At that time, the Sandinista revolution was on the back burner. The esteemed Anastasio Somoza was running the country. That year was what I call my before and after year. I came back changed forever. I would never be happy with North American status quo again.
And as for the after, I’ve continuously longed for far away places. I have become the High Priestess of frequent flyers. I’ve written in the dead of winter on an island in the outer Hebrides. I’ve sat behind mosquito netting in Kenya and read to a local tribal woman. I’ve also been accused of a certain addiction to travel when I hopped on a plane to go do a video documentary on a pig farm in Uganda. That is the gig that had my wings clipped for awhile.

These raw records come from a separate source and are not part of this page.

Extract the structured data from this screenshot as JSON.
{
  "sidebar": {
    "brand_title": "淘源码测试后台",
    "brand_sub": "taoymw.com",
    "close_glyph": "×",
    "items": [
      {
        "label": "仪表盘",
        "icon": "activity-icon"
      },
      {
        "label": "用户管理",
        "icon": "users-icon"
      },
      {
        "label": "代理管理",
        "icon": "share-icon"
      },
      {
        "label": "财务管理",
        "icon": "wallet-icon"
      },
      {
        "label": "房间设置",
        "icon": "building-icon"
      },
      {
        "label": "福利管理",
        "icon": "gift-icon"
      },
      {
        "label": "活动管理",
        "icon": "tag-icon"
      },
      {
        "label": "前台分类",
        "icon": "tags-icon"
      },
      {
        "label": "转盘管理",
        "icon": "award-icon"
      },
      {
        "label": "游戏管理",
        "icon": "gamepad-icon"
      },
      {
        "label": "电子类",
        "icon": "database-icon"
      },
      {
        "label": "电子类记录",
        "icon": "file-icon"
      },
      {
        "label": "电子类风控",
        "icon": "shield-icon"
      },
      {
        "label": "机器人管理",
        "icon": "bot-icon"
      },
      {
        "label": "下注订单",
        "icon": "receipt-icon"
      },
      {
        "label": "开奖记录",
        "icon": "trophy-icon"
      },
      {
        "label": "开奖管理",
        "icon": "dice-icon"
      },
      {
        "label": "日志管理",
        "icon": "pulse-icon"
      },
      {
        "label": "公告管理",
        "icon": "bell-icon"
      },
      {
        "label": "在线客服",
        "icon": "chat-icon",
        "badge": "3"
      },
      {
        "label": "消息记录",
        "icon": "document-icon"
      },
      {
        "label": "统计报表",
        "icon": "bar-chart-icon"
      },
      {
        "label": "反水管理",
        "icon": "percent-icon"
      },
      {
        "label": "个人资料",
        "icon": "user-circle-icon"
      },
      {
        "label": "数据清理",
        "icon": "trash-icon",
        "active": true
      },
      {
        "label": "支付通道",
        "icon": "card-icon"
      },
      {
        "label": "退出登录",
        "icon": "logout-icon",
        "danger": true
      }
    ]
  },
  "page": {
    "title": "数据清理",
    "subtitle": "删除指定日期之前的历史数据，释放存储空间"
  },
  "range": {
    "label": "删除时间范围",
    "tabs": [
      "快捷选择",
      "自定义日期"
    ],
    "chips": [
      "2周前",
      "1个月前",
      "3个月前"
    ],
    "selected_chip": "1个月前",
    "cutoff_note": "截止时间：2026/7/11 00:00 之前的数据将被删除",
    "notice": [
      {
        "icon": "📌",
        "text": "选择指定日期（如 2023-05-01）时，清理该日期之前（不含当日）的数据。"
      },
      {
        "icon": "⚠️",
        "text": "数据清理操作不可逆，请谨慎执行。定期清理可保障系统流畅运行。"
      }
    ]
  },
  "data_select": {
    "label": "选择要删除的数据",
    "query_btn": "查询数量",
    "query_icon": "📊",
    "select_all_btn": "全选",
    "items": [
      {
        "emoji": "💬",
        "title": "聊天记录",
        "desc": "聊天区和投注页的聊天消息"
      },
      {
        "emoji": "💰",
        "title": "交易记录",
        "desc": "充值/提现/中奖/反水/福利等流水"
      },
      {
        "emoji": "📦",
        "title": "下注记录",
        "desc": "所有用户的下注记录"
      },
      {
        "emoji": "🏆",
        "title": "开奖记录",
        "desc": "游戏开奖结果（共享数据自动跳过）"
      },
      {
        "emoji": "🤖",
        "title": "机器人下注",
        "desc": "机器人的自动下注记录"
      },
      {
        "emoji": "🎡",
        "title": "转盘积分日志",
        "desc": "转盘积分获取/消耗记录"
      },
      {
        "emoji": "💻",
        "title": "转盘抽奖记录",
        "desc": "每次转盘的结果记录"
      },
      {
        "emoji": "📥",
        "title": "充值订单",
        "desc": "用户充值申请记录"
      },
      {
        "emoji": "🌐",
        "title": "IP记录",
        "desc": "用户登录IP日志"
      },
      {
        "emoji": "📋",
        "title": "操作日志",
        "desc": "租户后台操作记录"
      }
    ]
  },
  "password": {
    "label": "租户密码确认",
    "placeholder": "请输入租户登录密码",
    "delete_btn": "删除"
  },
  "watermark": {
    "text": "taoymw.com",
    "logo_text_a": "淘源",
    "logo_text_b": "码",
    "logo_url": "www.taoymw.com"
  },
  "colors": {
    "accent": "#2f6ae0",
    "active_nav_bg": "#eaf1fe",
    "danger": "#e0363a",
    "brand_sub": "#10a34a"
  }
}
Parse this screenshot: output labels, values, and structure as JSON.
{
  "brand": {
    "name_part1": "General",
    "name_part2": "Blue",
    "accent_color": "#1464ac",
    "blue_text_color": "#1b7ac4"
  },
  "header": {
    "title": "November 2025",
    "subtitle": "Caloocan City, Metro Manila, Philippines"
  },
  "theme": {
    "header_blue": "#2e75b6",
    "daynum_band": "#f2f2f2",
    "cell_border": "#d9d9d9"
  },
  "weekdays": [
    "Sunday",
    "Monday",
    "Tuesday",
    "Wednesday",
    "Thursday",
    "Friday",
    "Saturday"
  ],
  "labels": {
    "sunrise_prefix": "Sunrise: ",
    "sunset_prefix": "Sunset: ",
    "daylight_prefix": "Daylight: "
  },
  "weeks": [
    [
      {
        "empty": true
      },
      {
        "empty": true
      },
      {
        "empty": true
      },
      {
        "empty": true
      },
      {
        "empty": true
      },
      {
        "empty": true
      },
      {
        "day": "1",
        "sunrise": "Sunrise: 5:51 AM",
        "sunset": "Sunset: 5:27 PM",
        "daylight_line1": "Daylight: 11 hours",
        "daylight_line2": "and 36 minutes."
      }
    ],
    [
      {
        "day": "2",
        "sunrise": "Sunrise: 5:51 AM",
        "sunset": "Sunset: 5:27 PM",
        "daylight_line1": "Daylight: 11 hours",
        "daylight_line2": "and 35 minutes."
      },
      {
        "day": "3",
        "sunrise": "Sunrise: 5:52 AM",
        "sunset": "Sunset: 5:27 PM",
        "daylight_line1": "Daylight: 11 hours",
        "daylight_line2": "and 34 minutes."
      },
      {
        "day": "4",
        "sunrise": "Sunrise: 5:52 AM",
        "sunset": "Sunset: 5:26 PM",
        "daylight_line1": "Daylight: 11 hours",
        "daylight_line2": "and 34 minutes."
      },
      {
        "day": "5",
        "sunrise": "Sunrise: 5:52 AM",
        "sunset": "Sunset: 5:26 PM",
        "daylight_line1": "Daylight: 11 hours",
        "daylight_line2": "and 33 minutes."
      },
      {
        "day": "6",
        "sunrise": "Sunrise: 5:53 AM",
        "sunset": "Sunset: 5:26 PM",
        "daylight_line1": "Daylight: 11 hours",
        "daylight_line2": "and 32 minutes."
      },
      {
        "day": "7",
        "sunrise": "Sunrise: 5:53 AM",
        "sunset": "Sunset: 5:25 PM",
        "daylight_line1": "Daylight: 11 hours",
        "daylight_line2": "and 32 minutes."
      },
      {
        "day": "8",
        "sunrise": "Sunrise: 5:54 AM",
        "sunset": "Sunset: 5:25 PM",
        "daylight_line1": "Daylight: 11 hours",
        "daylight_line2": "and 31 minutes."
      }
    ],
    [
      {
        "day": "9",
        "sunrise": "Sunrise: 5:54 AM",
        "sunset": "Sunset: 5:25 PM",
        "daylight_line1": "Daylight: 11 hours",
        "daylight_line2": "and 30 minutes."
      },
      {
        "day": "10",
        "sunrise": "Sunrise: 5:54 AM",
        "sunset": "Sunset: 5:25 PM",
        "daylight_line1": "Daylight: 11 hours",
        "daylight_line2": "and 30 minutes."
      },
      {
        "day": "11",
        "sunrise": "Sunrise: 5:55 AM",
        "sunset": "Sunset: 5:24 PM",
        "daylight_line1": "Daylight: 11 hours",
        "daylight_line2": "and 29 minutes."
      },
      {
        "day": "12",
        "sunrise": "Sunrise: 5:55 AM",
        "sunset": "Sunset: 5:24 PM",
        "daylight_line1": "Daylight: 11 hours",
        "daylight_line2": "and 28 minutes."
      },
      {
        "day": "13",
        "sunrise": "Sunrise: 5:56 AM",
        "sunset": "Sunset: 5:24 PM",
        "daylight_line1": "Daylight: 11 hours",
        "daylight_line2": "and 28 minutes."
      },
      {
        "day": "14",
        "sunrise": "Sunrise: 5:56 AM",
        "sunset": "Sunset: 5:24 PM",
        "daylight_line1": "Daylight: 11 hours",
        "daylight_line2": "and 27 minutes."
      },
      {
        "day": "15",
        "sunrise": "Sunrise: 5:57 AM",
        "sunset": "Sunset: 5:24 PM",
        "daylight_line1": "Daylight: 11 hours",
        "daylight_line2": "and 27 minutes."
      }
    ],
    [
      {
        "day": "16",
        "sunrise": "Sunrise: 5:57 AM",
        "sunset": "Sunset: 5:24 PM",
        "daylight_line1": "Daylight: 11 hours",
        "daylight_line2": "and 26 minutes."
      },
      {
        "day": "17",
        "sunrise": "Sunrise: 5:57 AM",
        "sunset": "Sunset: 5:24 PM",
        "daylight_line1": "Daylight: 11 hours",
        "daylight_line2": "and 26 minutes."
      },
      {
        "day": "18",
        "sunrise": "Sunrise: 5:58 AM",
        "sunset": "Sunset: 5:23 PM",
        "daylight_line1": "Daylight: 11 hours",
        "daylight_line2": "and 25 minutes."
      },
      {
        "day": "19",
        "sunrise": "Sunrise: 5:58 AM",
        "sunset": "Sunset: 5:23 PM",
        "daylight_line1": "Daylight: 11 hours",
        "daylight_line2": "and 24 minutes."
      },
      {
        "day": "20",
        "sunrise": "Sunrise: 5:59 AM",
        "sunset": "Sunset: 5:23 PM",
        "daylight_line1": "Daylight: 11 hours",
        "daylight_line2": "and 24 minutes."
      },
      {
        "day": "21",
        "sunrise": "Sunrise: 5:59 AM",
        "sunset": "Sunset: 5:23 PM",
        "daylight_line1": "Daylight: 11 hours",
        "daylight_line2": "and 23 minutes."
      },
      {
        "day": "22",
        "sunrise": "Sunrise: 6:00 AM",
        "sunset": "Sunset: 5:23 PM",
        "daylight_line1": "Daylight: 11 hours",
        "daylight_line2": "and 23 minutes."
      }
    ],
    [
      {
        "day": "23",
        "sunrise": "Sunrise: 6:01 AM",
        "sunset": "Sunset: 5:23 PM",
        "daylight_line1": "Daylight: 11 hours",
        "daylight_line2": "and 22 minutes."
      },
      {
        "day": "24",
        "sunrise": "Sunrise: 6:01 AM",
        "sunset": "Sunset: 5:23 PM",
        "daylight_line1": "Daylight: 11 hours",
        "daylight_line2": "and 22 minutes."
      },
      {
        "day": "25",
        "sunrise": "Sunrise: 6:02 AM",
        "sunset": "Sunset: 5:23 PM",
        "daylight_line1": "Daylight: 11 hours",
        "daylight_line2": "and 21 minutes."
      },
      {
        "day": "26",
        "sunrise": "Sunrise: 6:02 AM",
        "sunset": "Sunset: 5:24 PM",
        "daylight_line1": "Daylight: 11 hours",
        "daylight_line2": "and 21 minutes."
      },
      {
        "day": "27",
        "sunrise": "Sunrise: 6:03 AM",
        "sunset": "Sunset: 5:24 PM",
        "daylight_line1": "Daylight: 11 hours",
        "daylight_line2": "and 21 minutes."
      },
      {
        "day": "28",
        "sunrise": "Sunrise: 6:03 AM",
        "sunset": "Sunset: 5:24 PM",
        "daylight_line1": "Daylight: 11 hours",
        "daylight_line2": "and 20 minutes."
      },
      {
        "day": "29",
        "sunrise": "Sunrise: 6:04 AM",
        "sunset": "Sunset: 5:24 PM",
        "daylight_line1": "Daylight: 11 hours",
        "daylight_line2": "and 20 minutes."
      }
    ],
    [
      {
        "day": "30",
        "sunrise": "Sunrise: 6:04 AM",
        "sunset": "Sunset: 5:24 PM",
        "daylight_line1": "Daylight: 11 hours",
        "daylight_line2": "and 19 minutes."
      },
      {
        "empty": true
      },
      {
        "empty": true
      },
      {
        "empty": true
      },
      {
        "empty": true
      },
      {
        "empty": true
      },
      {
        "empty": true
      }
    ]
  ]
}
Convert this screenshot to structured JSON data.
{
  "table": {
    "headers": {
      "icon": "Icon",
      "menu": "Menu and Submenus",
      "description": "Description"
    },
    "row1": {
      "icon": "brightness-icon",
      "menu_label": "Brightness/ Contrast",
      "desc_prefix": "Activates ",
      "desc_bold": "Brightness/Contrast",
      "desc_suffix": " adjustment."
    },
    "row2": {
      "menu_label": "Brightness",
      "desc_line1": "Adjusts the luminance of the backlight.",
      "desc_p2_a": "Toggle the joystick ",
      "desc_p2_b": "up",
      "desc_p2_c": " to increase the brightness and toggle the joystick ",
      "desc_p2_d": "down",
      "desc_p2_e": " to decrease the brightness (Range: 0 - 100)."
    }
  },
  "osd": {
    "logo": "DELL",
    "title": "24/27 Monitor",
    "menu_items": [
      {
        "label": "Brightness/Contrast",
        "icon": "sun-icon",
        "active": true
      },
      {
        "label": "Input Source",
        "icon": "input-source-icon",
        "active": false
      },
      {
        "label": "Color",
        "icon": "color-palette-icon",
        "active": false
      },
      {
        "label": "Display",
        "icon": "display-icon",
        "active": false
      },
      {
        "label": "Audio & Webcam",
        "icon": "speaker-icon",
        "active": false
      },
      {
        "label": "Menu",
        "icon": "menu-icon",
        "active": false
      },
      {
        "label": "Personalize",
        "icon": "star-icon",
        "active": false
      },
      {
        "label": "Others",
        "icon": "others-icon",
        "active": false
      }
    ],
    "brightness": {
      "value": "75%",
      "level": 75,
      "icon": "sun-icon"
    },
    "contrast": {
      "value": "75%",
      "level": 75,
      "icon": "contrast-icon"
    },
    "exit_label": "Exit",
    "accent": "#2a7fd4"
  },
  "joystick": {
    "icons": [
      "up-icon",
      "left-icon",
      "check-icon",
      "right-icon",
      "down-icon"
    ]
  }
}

But back to Nicaragua. My mom and dad bought me one of those fancy reel to reel recorders. I would sit out on deck at night and dictate letters. There was no email or Face Book then and it was either dictate or write a letter and still chance it getting lost.
When I returned stateside, my mom handed me the letters I had written home. Without telling me, she had contacted a journalist with the newspaper and yes, he had a syndicated column. He shared my stories word for word and never gave me a byline.
Mom told me that when I went on hiatus for a while, this same journalist called frequently for more stories. Readers had loved the pieces and wanted more adventures of the wild dame in the tropics.
As I write this today, that journalist is likely 6ft under, (turkey that he was and is). He stole my credit, my byline.
But hey, I still somehow qualified a “syndicated columnist.”
Reading the day to day of that year is now priceless. A girl friend honored me by mixing her famous margueritas and asking me to read those letters aloud. It was my birthday somewhere in my sixties, and well, she loved the stories. It was magical as I stood and read them, sipped the marg and shed a few tears.
So I’m calling for the board. I just found a shelf I could improvise. besides, who needs more doodads on a shelf when I just might write the Great American Novel with that shelf in the tub.
I’m also packing a mini laptop and sorting through my frequent flyer options and still valid visas. Before I escape, however, I’m going to gather all my stories in one place and honor them.
Time passes far too quickly and Emily Dickinson, eat your heart out. I’m not dying with my boots on with a trunk load of writing to be honored posthumously.
Get out of the way snooty agents and publishers. I’ll do it myself and yes, I’ll take the by line.